Von hier ging's zur »Nadel der Kleopatra«, die östlich von der Stadt zwischen Kalkgruben steht und an deren Sockel zwei zerbrochene Eisenbahnräder lehnen! Der Vordergrund: Bruchsteine, Mörtel, Richtscheite, Zaunpfähle und verfaultes Gebälk, ist eine Düngerstätte moderner Kultur, der Hintergrund eine Bauhütte!
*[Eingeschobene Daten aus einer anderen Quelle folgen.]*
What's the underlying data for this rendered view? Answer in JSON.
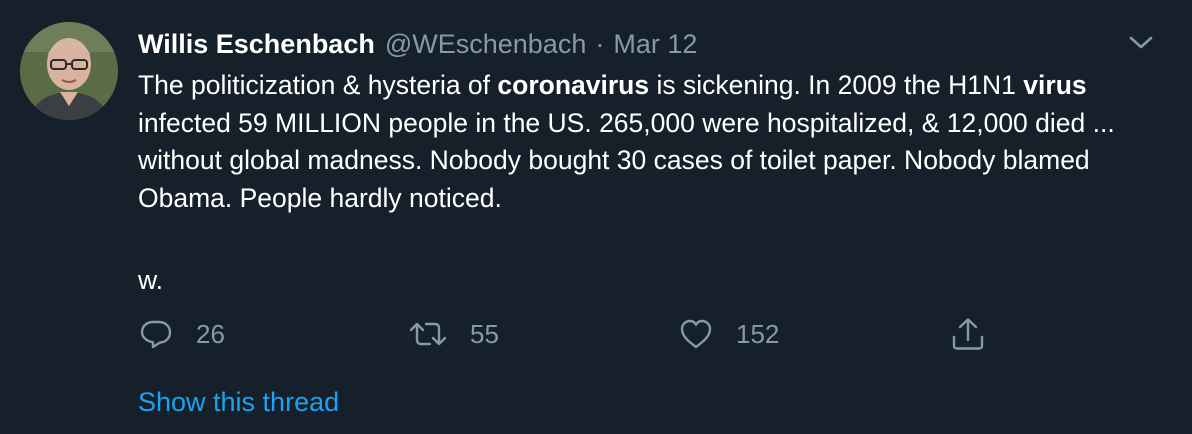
{
  "tweet": {
    "author_name": "Willis Eschenbach",
    "author_handle": "@WEschenbach",
    "separator": "·",
    "date": "Mar 12",
    "body": {
      "p1": "The politicization & hysteria of ",
      "b1": "coronavirus",
      "p2": " is sickening. In 2009 the H1N1 ",
      "b2": "virus",
      "p3": " infected 59 MILLION people in the US. 265,000 were hospitalized, & 12,000 died ... without global madness. Nobody bought 30 cases of toilet paper. Nobody blamed Obama. People hardly noticed."
    },
    "signature": "w.",
    "actions": {
      "replies": "26",
      "retweets": "55",
      "likes": "152"
    },
    "show_thread": "Show this thread"
  },
  "icons": {
    "caret": "chevron-down-icon",
    "reply": "reply-icon",
    "retweet": "retweet-icon",
    "like": "heart-icon",
    "share": "share-icon"
  },
  "colors": {
    "background": "#15202b",
    "primary_text": "#ffffff",
    "secondary_text": "#8899a6",
    "link": "#1da1f2"
  }
}
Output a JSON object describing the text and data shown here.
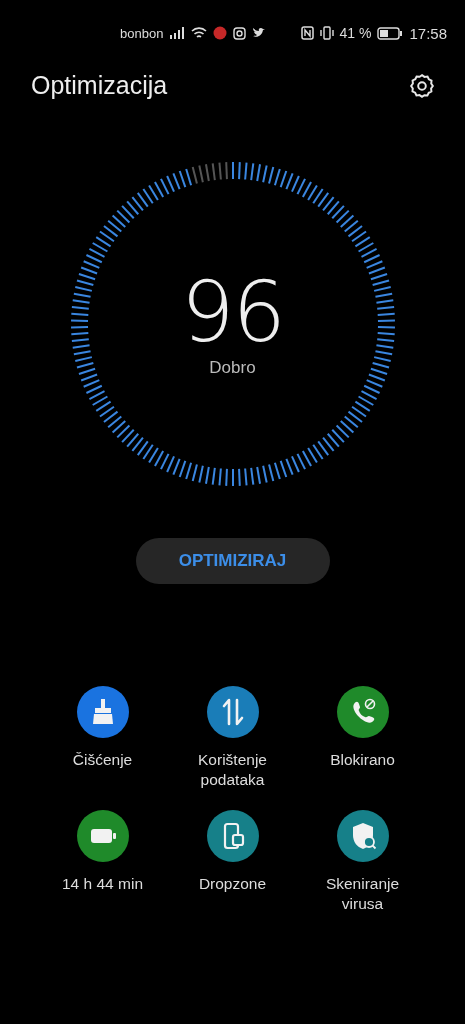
{
  "status_bar": {
    "carrier": "bonbon",
    "battery_percent": "41 %",
    "time": "17:58"
  },
  "header": {
    "title": "Optimizacija"
  },
  "gauge": {
    "score": "96",
    "rating": "Dobro"
  },
  "optimize_button": {
    "label": "OPTIMIZIRAJ"
  },
  "tiles": [
    {
      "label": "Čišćenje",
      "kind": "broom",
      "color": "#1a73e0"
    },
    {
      "label": "Korištenje podataka",
      "kind": "transfer",
      "color": "#1a7db8"
    },
    {
      "label": "Blokirano",
      "kind": "blocked-call",
      "color": "#1f8a2a"
    },
    {
      "label": "14 h 44 min",
      "kind": "battery",
      "color": "#1f8a2a"
    },
    {
      "label": "Dropzone",
      "kind": "devices",
      "color": "#168089"
    },
    {
      "label": "Skeniranje virusa",
      "kind": "shield",
      "color": "#168089"
    }
  ]
}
Die Neugier wollte nicht ruhen. Ich schlug noch ein Blatt in dem alten, mir so neuen Bilderbuch um. In den Katakomben wurde es Abend. Dann kam der Glanzpunkt des Tages, denn gestern war der neue Vizekönig aus Konstantinopel zurückgekommen. Meinen Ritt durch die festlich beleuchtete Stadt werde ich nicht so leicht vergessen. Das Volksgewühl von Paris und London ist einförmig, verglichen mit der bunten Mannigfaltigkeit des orientalischen Straßenlebens. Im europäischen Viertel auf dem Mohamed-Ali-Platz, wo mein Gasthof und die Konsulate stehen, wogte zwischen springenden Wassern und steigenden Raketen, zwischen aufgeputzten Lichtgerüsten, knallenden Feuerrädern und gegeneinander tobenden Musikbanden eine summende, schreiende, jubelnde Menschenmasse, vom schwarzen Äthiopier bis zur marmorweißen Engländerin, vom braunen, halbnackten Zigeuner bis zum Yankee im dunkeln Gehrock; Rot, Blau, Grün, Gelb und Schwarz wirbelten durcheinander, betäubend und verwirrend für die stärksten Nerven. Noch dichter war das Gedränge in den orientalischen Vierteln. Kaum konnte sich mein Esel durch den türkischen Basar durchdrängen, wo man auf der Straße in Läden und in Läden auf der Straße zu stehen glaubt. Von dort suchte ich meinen Rückweg durch die ärmsten, abgelegensten Gäßchen, die oft kaum zwei Meter breit sind – geheimnisvolle, halbbeleuchtete Löcher da – stockfinstere Nacht dort – gespenstige, weiße Gestalten, lautlos den verödeten Weg kreuzend – ein lebendiges Schattenspiel!

Müde und matt kam ich nach Hause. Heute überzeuge ich mich nach langem Kampf mit meiner Feder, daß es unbeschreiblich bleibt, was ich in diesen zehn Stunden gesehen habe.

Soeben erhalte ich Briefe von London: bis Ende Mai muß ich in Kalkutta sein.